2. We steward things that are inanimate, not living
When we think of stewardship (as in Jesus’ parables) we think of things that are inanimate: we steward money or wine or time. We don’t steward living things: I don’t steward my children or my friends; I look after them, nurture them, seek to protect them, honour and respect them.
Buried in the language of stewardship is the often-unconscious notion that ‘creation’ is a ‘thing’. Like ‘the environment’, it’s an object to be done-to. How far removed from the amazing world that God has created with all its diversity and brilliance; a world that is ‘teeming with life’ and full of interconnected relationships. How utterly disrespectful that this complex, throbbing, living, humming, vibrating reality is simply something that we steward!
3. Stewardship implies hierarchy
One of the key problems with the notion of stewardship is that there is an inherent separation from the steward and that which is stewarded: as stewards we are separate from ‘the creation’, and in a way that implies our superiority. When we look at the terrible problems facing the wider natural world, we know they have come about because we have failed to see ourselves as part of that world. We have believed ourselves to be separate and superior, with ‘the environment’ an inanimate object that exists only to serve us.
In one way, biblically speaking, we are separate, as the only species to have been made ‘in God’s image’, and there does seem to be a voice within Scripture that highlights that (Psalm 8 is the obvious referent). But overall, the Bible is clear that the human creature is exactly that – a creature; part of creation, interwoven into the natural processes of life, and one voice in the orchestra of creation that exists to worship Creator God. We are made in God’s image not to lord it over the wider creation but that we might have the qualities we need in order to care for the rest of the creation most effectively.
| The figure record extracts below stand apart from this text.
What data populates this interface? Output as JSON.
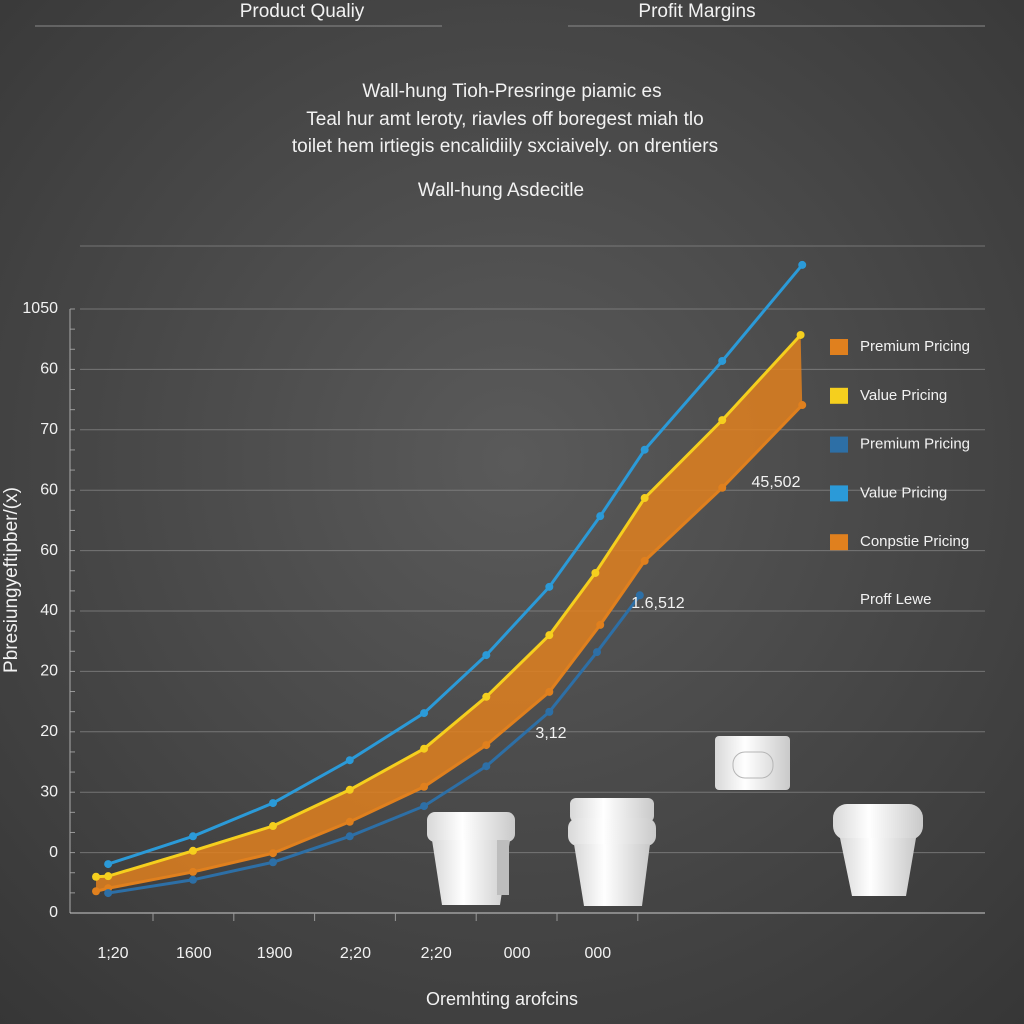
{
  "header": {
    "left": "Product Qualiy",
    "right": "Profit Margins"
  },
  "description": [
    "Wall-hung Tioh-Presringe piamic es",
    "Teal hur amt leroty, riavles off boregest miah tlo",
    "toilet hem irtiegis encalidiily sxciaively. on drentiers"
  ],
  "chart_data": {
    "type": "line",
    "title": "Wall-hung Asdecitle",
    "y_label": "Pbresiungyeftipber/(x)",
    "x_label": "Oremhting arofcins",
    "categories": [
      "1;20",
      "1600",
      "1900",
      "2;20",
      "2;20",
      "000",
      "000"
    ],
    "y_axis_labels": [
      "0",
      "0",
      "30",
      "20",
      "20",
      "40",
      "60",
      "60",
      "70",
      "60",
      "1050"
    ],
    "ylim": [
      0,
      10
    ],
    "series": [
      {
        "name": "Premium Pricing",
        "color": "#e0801e",
        "x": [
          -0.21,
          -0.06,
          0.99,
          1.98,
          2.93,
          3.85,
          4.62,
          5.4,
          6.03,
          6.58,
          7.54,
          8.53
        ],
        "values": [
          0.36,
          0.41,
          0.68,
          0.99,
          1.51,
          2.09,
          2.78,
          3.66,
          4.77,
          5.83,
          7.04,
          8.41
        ]
      },
      {
        "name": "Value Pricing",
        "color": "#f5cf1e",
        "x": [
          -0.21,
          -0.06,
          0.99,
          1.98,
          2.93,
          3.85,
          4.62,
          5.4,
          5.97,
          6.58,
          7.54,
          8.51
        ],
        "values": [
          0.6,
          0.61,
          1.03,
          1.44,
          2.04,
          2.72,
          3.58,
          4.6,
          5.63,
          6.87,
          8.16,
          9.57
        ]
      },
      {
        "name": "Premium Pricing",
        "color": "#2d6fa6",
        "x": [
          -0.06,
          0.99,
          1.98,
          2.93,
          3.85,
          4.62,
          5.4,
          5.99,
          6.52
        ],
        "values": [
          0.33,
          0.55,
          0.84,
          1.27,
          1.77,
          2.43,
          3.33,
          4.32,
          5.26
        ]
      },
      {
        "name": "Value Pricing",
        "color": "#2b9ad8",
        "x": [
          -0.06,
          0.99,
          1.98,
          2.93,
          3.85,
          4.62,
          5.4,
          6.03,
          6.58,
          7.54,
          8.53
        ],
        "values": [
          0.81,
          1.27,
          1.82,
          2.53,
          3.31,
          4.27,
          5.4,
          6.57,
          7.67,
          9.14,
          10.73
        ]
      }
    ],
    "area": {
      "name": "Conpstie Pricing",
      "color": "#e0801e"
    },
    "legend_note": "Proff Lewe",
    "annotations": [
      "45,502",
      "1.6,512",
      "3,12"
    ]
  }
}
(Please note, there is nuancing needed here that I can’t give in a blog of this length, so please read chapter six of my Saying Yes to Life for a fuller reflection.)
4. Stewardship leaves no space for wilderness (thank you to Richard Bauckham for this point)
With its roots in estate management, the concept of stewardship has within it the idea of a country park, the entirety of which needs to be overseen and managed. It comes from the enlightenment view that nature needs to be tamed and controlled, and links with the above point about superiority: nature needs us. It leaves no space for the concept of wilderness; that there is something inherently precious about there being places and creatures that are untouched by humans.
So where do we go from here?
If we leave behind the language of stewardship, what can we replace it with? Other concepts have been proposed: guardianship, priesthood, earthkeeping… I don’t think any of them are adequate and I want to ask, why do we feel the need to find one word or concept that sums up our relationship with the wider creation? Scripture doesn’t, so I’m content not to either. Instead, I prefer to vary my language: caring for, looking after, respecting, protecting, joining… other creatures, the wider natural world, the whole creation, the environment, nature, God’s world…
Language is inadequate. We simply don’t have the words to describe this reality that God has created, nor the incredible wonder and privilege of being a part of it. But one thing we can say for certain: let’s cherish it together.
 R. Bauckham, ‘Being Human in the Community of Creation – a biblical perspective’, in, K. Jorgenson and A. Padgett (eds.), Ecotheology: A Christian conversation (Eerdmans, 2020).